Keep Your Garden Edges Trimmed
Ever noticed many weeds collect at the edges of your yard or garden? Keep the edges mowed; this will help prevent a weed invasion.
However, many lawn mowers aren’t able to do a good job of getting to the weeds along the edges of your lawn, around posts and fence lines, and close to planting beds.
To get to those weeds more easily, consider a trimmer (like these trimmers from Echo), especially if you have medium to heavy rugged weeds that have grown in.
Reduce Open Garden Space
If your soil is rich and drains well, plant your plants closer together. This will cut down weed growth.
Start your warm weather plants as soon as you can to keep the soil from being bare for too long. At the end of the season, plant cover crops such as rye grass, winter wheat, or oats to prevent weeds from finding a home in your garden.
Let Them Grow…Temporarily
Encourage weeds to grow before you plant your garden.
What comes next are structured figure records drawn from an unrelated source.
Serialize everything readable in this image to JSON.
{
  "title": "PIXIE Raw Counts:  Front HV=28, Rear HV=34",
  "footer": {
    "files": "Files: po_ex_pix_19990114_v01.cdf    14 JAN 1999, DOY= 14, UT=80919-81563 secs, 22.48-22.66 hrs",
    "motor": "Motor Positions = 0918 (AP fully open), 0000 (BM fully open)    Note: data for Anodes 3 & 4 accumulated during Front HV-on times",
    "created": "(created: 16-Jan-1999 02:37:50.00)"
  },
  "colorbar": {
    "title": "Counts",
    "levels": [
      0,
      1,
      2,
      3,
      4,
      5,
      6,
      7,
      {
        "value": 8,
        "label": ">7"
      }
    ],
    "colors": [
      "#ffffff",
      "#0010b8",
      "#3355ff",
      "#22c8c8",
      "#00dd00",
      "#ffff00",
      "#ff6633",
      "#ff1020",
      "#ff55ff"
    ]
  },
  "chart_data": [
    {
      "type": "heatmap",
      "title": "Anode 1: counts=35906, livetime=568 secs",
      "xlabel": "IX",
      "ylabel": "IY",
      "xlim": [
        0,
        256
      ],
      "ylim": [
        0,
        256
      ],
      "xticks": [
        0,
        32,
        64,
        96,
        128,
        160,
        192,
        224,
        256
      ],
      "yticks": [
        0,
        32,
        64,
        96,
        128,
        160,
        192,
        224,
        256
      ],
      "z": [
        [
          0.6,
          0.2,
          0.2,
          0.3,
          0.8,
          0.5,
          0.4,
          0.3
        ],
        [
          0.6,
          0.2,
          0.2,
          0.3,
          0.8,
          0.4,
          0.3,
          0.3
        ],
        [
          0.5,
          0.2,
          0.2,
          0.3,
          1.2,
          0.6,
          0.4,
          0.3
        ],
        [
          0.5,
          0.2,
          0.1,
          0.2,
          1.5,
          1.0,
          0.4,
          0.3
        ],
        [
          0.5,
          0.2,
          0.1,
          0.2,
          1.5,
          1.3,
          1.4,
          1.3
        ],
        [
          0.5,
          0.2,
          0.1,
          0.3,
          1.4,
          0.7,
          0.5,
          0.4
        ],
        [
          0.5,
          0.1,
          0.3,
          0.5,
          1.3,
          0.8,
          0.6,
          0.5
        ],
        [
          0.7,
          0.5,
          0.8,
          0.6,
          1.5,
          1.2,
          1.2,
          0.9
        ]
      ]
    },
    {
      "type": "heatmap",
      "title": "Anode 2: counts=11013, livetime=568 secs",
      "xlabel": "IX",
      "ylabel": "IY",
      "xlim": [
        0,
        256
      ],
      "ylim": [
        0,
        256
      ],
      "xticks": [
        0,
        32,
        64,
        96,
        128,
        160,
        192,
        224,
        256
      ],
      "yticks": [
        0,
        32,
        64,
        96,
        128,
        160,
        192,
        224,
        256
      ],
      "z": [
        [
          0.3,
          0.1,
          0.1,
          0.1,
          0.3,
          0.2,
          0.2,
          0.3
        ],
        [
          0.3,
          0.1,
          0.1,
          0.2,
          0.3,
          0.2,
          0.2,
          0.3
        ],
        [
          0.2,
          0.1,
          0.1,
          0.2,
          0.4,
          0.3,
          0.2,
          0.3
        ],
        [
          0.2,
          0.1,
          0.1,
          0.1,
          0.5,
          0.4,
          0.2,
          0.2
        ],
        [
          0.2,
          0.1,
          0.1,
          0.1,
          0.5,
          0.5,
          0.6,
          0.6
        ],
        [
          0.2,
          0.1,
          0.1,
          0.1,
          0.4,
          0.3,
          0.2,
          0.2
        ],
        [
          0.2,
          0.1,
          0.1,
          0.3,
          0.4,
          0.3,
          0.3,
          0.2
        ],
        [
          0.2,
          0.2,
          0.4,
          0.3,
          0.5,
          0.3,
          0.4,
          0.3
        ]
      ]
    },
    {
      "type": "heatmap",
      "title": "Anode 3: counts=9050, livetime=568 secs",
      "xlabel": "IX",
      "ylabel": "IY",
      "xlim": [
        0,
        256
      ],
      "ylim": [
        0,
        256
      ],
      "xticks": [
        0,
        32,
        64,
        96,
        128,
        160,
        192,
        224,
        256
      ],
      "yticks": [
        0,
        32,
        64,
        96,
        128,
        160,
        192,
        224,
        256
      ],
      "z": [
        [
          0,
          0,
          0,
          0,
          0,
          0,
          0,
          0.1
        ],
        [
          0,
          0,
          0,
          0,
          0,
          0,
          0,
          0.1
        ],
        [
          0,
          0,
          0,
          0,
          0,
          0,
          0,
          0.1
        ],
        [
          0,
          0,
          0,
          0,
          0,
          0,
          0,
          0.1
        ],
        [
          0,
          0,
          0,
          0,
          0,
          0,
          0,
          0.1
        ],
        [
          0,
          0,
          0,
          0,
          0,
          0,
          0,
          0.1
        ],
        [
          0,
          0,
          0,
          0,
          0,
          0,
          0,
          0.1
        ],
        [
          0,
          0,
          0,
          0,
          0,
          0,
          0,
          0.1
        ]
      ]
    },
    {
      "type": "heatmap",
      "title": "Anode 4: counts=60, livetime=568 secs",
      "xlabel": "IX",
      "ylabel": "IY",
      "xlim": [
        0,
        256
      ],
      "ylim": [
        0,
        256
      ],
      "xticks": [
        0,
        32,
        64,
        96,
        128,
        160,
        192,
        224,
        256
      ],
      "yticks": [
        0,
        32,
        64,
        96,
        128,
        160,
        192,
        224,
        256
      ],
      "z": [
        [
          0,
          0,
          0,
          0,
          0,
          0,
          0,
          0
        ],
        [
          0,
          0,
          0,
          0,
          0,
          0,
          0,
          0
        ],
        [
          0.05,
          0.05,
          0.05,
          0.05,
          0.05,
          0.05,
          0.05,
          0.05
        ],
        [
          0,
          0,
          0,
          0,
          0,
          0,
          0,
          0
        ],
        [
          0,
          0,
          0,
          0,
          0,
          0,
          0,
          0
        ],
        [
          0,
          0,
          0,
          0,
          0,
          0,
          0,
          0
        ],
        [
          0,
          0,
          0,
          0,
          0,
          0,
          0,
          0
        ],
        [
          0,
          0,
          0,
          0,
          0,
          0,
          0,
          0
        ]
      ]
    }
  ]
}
Lay sheets of clear plastic over your garden in early spring to warm up the soil and encourage weeds to germinate. Once the weeds are several inches above the soil, pull or hoe them out. Then plant your own crops.
Use Drip Irrigation
If you can water only the plants that need it, you may avoid the cultivation of weeds in unplanted areas, paths, and areas where they are not welcome.
Yes, some weeds—lamb’s quarters, amaranth, purslane and others—are edible when young and tender! Learn more about eating your weeds!
Know Your Enemy
Know how to identify your more invasive and destructive weeds. Check out our list of common weeds to help identify what’s growing in your garden and learn how best to get rid of it.
With these weed control techniques in your gardening arsenal, weeds won’t stand a chance!